Friday, April 26, 2013
On Hitting My Stride
I love being mama. It's really all I have ever always wanted to be.
No one has ever filled my heart the way my son does. Nothing has ever been as beautiful to hold, as sweet to smell and as captivating to watch.
Right from the first moment I held him I felt complete. I found my purpose.
Oh, but there was some internal struggle, wrestling between my old self and my new self as mama.
I am an introvert. I need "me time." and usually a lot of it. I get refreshed from having time to myself.
But you don't get much me time as a new mother. Especially when you are the new mother of a new little boy who doesn't sleep well during the day. Who prefers to sleep in your arms. and if he does sleep on his own they are very, very, very short sleeps.
I'm not sure of the exact day, but it was about six weeks ago. Hugo was around 4 months, maybe a little older, when I realised that I was feeling more me again.
Not feeling exactly like the old me, the pre-mummy me, but feeling more myself.

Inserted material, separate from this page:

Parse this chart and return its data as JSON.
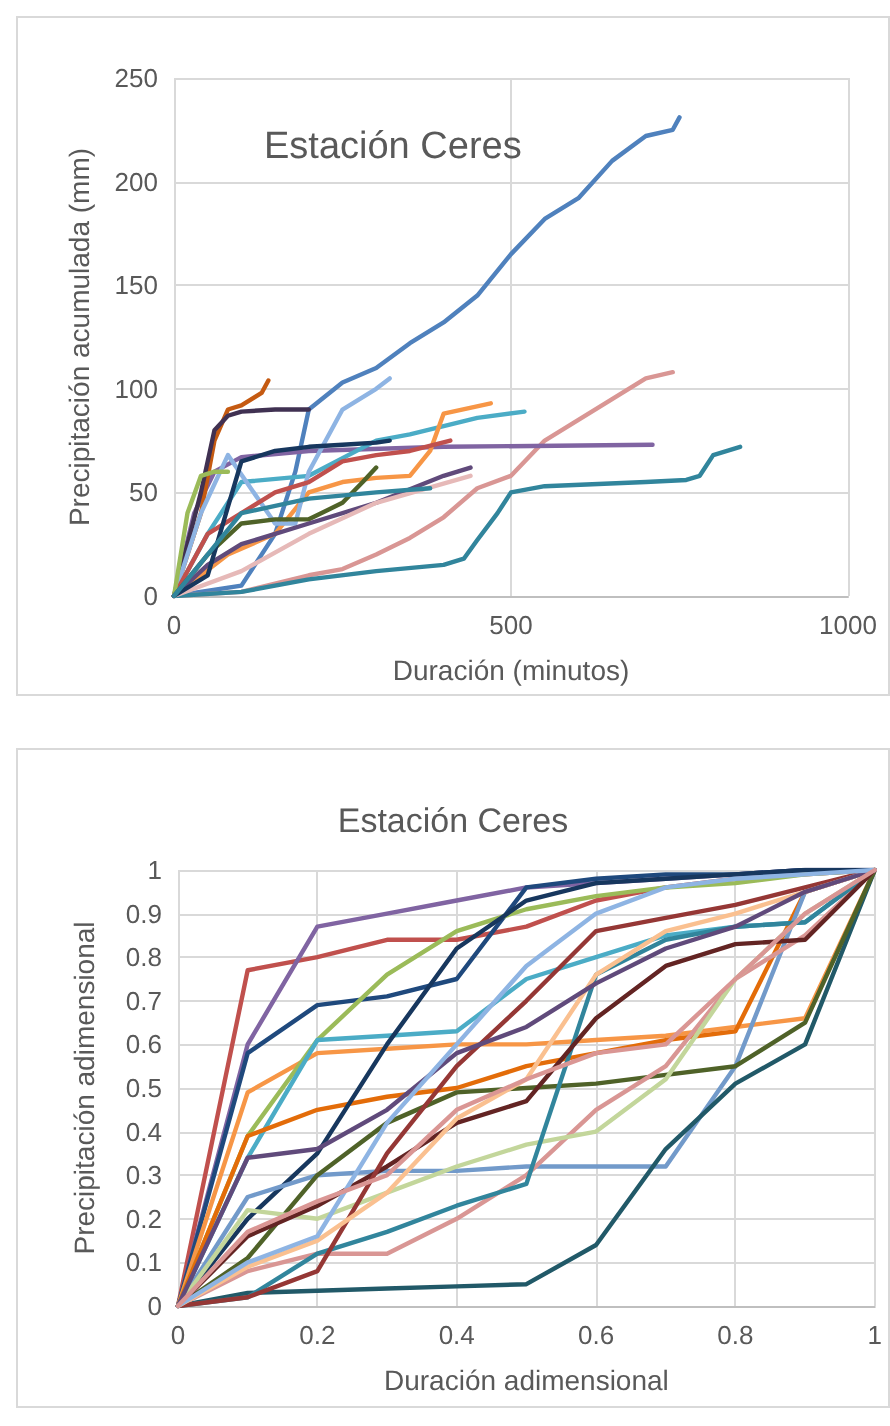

I was laughing more easily, breathing more easily, feeling more human, and less tired. (Hugo starting to sleep better during the day has helped a lot)
I felt settled into my new role, and ok with the fact that it's different from my old one.
Don't get me wrong, I don't, not for one second, prefer the old me. I don't for one second miss the old me with more "me time."
I have everything I ever wanted. It just took me a little longer then I though it would to figure out my new rhythm, to really find my stride.
I have found it, and it is so very, very good.